Jurassic Park8. “Jurassic Park” (1993)
A roar. A crane shot. That John Williams melody. There’s a certain generation that responds to those signifiers within milliseconds. And yet (maybe because we’re not quite of that generation) time has illuminated the flaws in “Jurassic Park,” particularly the logical jumps that ensure, in typical kid-flick fashion, the T-Rex will arrive just when the narrative needs it, the kids will be impossibly smart and resourceful and the adults will make a host of lethal mistakes. But it’s easily to forgive those contrivances when Spielberg so matter-of-factly gives us dinosaurs back. Wisely keeping them hidden from view at the beginning and building on Michael Crichton’s charmingly heroic characterizations via David Koepp’s script, when he finally does show his dino villains in full attack mode, it is astonishing. Spielberg has made more dynamic and challenging films since, and of course the massive money-spinning reboot “Jurassic World” has changed the dino-blockbuster game up again, but even relative apostates would agree that “Jurassic Park” represents Spielberg on the kind of form that defines him as the most populist filmmaker of all time. He knows what the audience wants, and in “Jurassic Park,” he delivers it, while bringing entire species back from extinction at the same time.

indiana-jones-and-the-last-crusade7. “Indiana Jones and the Last Crusade” (1989)
Spielberg never got to make his Bond film, but he did get to cast the most iconic James Bond Sean Connery as the father of Harrison Ford’s Indiana Jones. Circumventing the darkness of ‘Temple of Doom‘ and recapturing the madcap adventurousness of ‘Raiders,’ “Last Crusade” remains one of his most delightfully entertaining films. It begins with a prologue that casts River Phoenix as a young Indy, and from there it centers on Jones’ dual search for the missing Henry Jones Sr. as well as the Holy Grail. We may marvel at Spielberg’s creation of fantastic set pieces (a chase through Venetian canals, the deadly obstacle course of the finale) and settings (Nazi-era Berlin and Petra, Jordan), but they never eclipse the human element. Ford’s Jones has good chemistry with Alison Doody’s conflicted Austrian Dr. Elsa Schneider, as does Connery’s Jones (wink, wink), but it’s Ford and Connery effortlessly real, sparky father/son scrappiness (aided by a consistently funny script from Tom Stoppard) that makes this the joy it is.

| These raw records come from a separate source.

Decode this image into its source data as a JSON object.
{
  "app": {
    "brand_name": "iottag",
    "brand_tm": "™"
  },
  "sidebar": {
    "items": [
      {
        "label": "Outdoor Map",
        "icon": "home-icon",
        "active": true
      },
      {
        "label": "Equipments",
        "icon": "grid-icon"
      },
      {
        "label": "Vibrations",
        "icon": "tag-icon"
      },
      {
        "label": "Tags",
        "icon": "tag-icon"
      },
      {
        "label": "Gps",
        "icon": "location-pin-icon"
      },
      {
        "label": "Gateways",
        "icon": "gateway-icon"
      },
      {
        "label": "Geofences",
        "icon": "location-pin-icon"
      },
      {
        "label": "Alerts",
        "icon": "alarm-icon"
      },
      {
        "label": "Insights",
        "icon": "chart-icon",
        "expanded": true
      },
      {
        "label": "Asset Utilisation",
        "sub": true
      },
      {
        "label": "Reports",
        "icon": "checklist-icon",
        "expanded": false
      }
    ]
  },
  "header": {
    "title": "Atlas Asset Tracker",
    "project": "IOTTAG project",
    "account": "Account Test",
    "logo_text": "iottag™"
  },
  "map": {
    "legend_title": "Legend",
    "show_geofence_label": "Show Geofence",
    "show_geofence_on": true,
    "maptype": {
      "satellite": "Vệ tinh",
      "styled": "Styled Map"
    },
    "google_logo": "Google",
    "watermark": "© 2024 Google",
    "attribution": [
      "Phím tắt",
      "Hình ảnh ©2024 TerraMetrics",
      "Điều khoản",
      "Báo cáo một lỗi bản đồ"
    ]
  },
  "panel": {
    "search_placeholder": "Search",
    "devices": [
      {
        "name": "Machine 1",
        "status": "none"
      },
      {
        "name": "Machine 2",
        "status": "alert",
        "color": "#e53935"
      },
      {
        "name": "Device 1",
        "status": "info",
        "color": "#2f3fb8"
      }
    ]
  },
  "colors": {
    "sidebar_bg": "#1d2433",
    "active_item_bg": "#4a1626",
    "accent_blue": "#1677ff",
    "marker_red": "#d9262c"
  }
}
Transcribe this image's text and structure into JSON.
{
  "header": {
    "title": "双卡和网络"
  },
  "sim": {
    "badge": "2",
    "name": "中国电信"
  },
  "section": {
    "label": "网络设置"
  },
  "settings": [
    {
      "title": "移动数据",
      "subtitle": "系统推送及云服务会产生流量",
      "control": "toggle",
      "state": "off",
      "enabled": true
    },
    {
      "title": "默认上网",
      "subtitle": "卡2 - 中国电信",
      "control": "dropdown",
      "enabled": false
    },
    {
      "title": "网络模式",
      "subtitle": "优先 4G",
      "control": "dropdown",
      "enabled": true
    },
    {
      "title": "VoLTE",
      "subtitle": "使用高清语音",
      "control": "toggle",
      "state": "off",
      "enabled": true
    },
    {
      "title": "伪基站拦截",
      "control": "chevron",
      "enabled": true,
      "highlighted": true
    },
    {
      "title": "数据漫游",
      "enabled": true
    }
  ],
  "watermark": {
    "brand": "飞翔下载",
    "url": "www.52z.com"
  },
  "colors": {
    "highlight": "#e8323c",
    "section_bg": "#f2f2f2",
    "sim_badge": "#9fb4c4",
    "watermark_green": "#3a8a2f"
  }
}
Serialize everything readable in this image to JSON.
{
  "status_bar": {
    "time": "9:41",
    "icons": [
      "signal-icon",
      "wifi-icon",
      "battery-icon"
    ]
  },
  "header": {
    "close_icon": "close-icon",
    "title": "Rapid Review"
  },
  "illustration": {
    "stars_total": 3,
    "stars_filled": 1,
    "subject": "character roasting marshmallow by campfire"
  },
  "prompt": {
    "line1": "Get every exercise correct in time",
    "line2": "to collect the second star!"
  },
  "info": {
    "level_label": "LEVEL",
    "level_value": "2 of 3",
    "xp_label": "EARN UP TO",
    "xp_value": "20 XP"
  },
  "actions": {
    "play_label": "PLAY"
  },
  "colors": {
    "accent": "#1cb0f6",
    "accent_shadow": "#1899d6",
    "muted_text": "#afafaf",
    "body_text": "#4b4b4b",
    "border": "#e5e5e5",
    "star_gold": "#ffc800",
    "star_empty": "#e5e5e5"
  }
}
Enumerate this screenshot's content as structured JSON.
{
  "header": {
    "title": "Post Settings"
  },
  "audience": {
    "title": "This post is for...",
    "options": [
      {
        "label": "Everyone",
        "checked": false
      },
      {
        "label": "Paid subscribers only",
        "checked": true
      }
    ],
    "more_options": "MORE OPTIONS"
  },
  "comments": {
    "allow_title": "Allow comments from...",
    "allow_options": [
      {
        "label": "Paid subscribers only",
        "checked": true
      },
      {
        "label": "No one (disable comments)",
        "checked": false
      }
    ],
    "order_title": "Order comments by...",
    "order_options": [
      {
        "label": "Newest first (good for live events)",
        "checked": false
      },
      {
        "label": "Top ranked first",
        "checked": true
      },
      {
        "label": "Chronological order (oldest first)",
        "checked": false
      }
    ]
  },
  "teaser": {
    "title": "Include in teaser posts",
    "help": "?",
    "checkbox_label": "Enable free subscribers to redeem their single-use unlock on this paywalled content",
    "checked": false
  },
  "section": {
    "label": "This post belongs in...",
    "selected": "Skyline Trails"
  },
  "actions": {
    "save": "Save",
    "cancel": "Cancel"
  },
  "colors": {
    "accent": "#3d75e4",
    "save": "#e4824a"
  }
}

Indy’s not Indy here, but “Junior,” and he may be a hero, but he still turns into a sulky teenager whenever his father is around.

Saving-Private-Ryan6. “Saving Private Ryan” (1998)
1998 Best Picture winner “Shakespeare in Love” weirdly triumphed over both Terrence Malick‘s long-awaited “The Thin Red Line” and Spielberg’s brutal “Saving Private Ryan,” but Spielberg did take home his second Best Director Oscar. And a huge part of that has to be for his sublime direction of that unforgettable opening 20 minutes: the famed Omaha Beach landing sequence is still the best, most terrifyingly realistic and most heavily imitated war action scene ever filmed —it was shot by Spielberg’s brilliant regular DP Janusz Kaminski. The cast of grunts led by Tom Hanks may be given rather cliched arcs, but they’re totally committed —and Barry Pepper’s bible-quoting sniper steals every scene. The film is hampered by a few unfortunate Spielbergisms —those goddamn modern-day bookend scenes and the subtle-as-a-sledgehammer American flag waving are completely unnecessary— but in the end it’s a powerful, highly influential film that changed the way war movies were conceived and made. It also launched the trend of casting Matt Damon as a guy for whom a lot of people die and on whom a lot of money is spent to get him back home from somewhere inaccessible.